= Photochemical Reflectance Index =

The Photochemical Reflectance Index (PRI) is a reflectance measurement developed by John Gamon during his tenure as a postdoctoral fellow supervised by Christopher Field at the Carnegie Institution for Science at Stanford University. The PRI is sensitive to changes in carotenoid pigments (e.g. xanthophyll pigments) in live foliage. Carotenoid pigments are indicative of photosynthetic light use efficiency, or the rate of carbon dioxide uptake by foliage per unit energy absorbed. As such, it is used in studies of vegetation productivity and stress. Because the PRI measures plant responses to stress, it can be used to assess general ecosystem health using satellite data or other forms of remote sensing. Applications include vegetation health in evergreen shrublands, forests, and agricultural crops prior to senescence. PRI is defined by the following equation using reflectance (ρ) at the wavelengths of 531 nm and 570 nm:

$PRI=\frac{(\rho 531- \rho 570)}{( \rho 531+ \rho 570)}$
Some authors use
$PRI=\frac{( \rho 570- \rho 531)}{( \rho 570+ \rho 531)}$

The values range from –1 to 1.

== Sources ==
- ENVI Users Guide
- John Gamon, Josep Penuelas, and Christopher Field (1992).

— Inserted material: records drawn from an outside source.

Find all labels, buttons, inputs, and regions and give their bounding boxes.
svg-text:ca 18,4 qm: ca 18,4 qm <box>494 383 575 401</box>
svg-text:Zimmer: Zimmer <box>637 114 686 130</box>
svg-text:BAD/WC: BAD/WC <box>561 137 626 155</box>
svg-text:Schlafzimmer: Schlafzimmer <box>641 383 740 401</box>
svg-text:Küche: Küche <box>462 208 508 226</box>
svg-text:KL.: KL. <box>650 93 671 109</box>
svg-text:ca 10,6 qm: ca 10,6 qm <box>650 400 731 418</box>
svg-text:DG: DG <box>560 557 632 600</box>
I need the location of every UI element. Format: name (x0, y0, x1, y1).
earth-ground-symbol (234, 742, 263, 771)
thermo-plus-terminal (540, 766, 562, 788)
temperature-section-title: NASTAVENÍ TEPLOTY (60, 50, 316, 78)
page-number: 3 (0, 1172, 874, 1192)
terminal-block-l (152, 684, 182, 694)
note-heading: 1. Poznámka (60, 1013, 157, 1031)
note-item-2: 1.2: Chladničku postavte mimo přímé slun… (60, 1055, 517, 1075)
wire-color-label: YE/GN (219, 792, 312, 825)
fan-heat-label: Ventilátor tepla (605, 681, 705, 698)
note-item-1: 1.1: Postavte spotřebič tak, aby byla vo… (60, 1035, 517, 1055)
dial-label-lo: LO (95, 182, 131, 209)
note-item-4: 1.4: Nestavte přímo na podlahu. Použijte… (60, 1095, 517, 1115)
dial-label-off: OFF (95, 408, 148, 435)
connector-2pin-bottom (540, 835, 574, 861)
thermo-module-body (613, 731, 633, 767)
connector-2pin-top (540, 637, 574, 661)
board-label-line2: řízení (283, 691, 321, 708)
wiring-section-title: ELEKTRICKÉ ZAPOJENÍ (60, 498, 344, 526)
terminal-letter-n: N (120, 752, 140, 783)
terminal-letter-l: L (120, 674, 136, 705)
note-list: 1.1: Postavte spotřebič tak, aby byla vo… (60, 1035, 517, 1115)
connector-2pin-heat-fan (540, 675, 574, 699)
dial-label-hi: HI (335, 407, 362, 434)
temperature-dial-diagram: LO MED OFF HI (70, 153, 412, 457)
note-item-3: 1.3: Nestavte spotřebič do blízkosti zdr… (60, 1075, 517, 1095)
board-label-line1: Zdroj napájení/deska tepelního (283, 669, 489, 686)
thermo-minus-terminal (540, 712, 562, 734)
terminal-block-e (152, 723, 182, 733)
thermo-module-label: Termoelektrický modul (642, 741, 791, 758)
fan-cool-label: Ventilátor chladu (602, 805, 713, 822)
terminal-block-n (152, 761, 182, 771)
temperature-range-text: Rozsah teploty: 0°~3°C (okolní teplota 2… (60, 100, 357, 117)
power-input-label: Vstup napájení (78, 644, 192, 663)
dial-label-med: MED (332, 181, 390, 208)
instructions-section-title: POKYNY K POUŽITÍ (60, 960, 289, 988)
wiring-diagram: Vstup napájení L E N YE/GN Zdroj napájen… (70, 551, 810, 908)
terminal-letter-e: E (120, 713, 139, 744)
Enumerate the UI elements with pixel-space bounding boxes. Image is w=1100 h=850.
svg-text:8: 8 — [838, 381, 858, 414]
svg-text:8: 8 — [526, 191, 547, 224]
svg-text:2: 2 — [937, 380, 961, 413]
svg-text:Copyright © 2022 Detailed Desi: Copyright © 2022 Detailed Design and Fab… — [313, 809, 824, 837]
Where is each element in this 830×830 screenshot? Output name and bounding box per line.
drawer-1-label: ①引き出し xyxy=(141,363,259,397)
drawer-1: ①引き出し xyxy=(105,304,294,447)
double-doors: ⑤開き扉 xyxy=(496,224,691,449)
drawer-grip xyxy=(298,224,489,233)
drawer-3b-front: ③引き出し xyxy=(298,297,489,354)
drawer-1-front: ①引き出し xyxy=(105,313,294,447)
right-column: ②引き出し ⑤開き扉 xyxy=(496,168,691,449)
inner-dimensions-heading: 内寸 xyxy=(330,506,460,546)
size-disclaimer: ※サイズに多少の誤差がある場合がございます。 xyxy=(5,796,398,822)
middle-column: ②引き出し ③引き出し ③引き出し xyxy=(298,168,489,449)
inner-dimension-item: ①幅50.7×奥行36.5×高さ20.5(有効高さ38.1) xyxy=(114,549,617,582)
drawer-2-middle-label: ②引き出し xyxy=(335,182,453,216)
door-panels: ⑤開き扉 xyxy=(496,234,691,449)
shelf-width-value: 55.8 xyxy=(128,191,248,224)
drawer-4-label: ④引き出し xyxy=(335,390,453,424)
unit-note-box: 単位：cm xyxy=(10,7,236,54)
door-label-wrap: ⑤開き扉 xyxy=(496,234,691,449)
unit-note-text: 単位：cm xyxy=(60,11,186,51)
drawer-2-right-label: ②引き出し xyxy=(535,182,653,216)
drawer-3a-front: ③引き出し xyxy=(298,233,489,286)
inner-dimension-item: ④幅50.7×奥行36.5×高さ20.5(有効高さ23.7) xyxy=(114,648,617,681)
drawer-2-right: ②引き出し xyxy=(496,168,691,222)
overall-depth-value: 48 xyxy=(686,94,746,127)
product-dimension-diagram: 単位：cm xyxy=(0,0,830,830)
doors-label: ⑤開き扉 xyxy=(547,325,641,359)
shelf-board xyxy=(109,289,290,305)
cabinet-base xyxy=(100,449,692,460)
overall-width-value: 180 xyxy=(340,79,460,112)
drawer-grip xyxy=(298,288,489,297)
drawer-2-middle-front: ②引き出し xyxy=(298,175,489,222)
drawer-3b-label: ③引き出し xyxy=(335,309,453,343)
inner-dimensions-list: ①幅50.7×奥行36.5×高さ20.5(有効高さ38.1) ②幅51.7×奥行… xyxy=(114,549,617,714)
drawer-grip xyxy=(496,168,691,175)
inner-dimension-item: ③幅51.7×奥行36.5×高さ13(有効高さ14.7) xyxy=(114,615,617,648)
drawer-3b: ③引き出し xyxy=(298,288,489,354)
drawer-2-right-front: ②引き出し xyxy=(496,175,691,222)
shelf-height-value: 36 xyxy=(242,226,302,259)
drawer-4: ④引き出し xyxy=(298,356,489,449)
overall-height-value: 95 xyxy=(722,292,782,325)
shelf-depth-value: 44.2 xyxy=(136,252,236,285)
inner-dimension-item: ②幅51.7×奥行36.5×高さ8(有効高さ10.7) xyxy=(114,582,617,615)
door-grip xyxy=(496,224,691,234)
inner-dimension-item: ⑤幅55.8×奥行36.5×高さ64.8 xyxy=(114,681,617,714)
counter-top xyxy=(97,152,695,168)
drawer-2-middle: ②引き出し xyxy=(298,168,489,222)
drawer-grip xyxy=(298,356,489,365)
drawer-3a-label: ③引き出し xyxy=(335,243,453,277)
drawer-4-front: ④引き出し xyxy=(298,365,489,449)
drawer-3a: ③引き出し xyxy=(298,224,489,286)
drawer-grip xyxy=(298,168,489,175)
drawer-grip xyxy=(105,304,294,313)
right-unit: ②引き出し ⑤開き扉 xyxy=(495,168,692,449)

A narrow-waveband spectral index that tracks diurnal changes in photosynthetic efficiency. Remote Sensing of environment, 41, 35-44.
- Drolet, G.G. Heummrich, K.F. Hall, F.G., Middleton, E.M., Black, T.A., Barr, A.G. and Margolis, H.A. (2005). A MODIS-derived photochemical reflectance index to detect inter-annual variations in the photosynthetic light-use efficiency of a boreal deciduous forest. Remote Sensing of environment, 98, 212-224.